Auch das Landessozialgericht Niedersachsen Bremen (Landessozialgericht Niedersachsen-Bremen, Urteil vom 29. April 2014 — L 7 AS 330/13 —, juris) hat vor diesem Hintergrund für die Kammer nachvollziehbar ausgeführt, dass das Gebiet der Stadt Göttingen einen eigenständigen Vergleichsraum aufgrund seiner Infrastruktur, seines eigenständigen von den angrenzenden Gemeinden zu unterscheidenden Charakter durch eine die Stadt prägende universitäre Struktur.

Insbesondere die Prägung der Stadt Göttingen durch die auf ihrem Gemeindegebiet befindlichen universitären Einrichtungen im Vergleich zu den Gemeinden Bovenden und Rosdorf ist in dem Gutachten der Firma Analyse und Konzepte vollkommen unberücksichtigt geblieben.

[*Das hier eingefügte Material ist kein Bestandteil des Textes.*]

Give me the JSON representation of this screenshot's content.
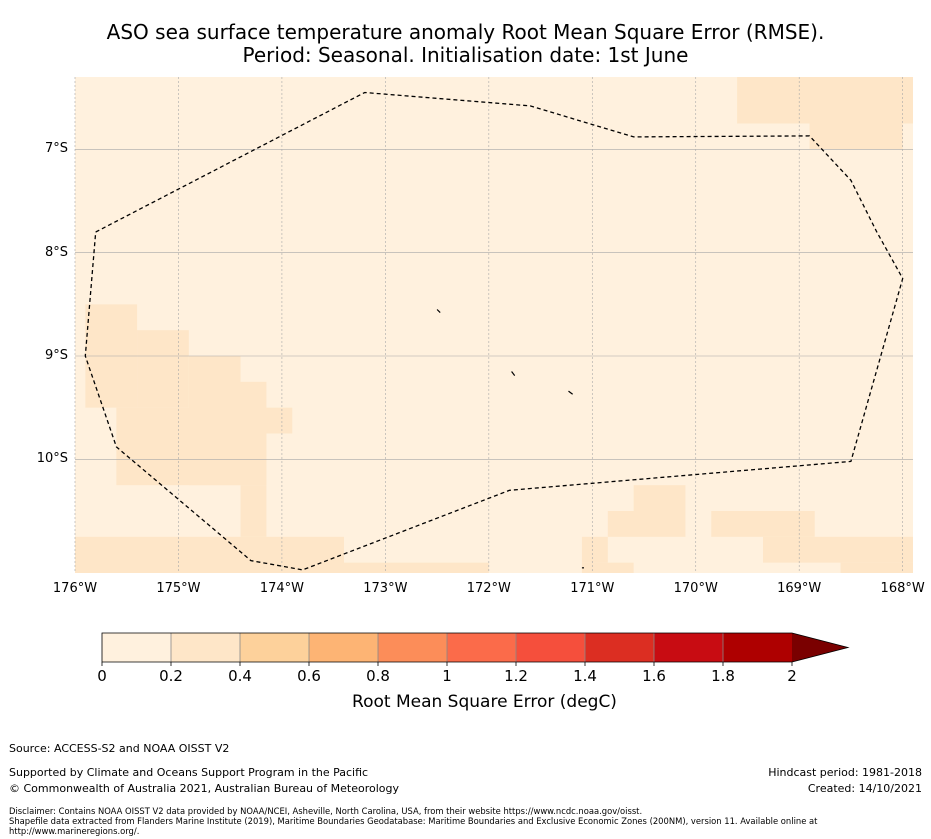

So wird für die in Göttingen wohnenden Studierenden in den Gebäuden der Georg-August-Universität und des Studentenwerks Göttingen eine (soziale) Infrastruktur vorgehalten, die weder in Bovenden noch in Rosdorf existieren.

Diese universitäre Prägung ergibt sich auch aus den Anteilen der Studierenden an der Gesamt(wohn-)bevölkerung der von der Firma Analyse und Konzepte gleich behandelten Gemeindegebiete: Von den an der Georg-August-Universität im Jahr 2011 eingeschriebenen insgesamt 25.377 Studierenden wohnten (mit Erst-Wohnsitz gemeldet) im Jahr 2011 16.826 in der Stadt Göttingen, während in Bovenden 194 und in Rosdorf 117 Studierende mit Wohnsitz gemeldet waren. Der Anteil der Studierenden an der Gesamt(wohn-)bevölkerung betrug im Jahr 2011 in der Stadt Göttingen 13,32%, während er in der Gemeinde Bovenden 1,45% und in der Gemeinde Rosdorf 0,98% betrug (Bevölkerungsstand zum 31. Dezember 2011: Bovenden: 13.381, Rosdorf: 12.005, Göttingen: 121.364).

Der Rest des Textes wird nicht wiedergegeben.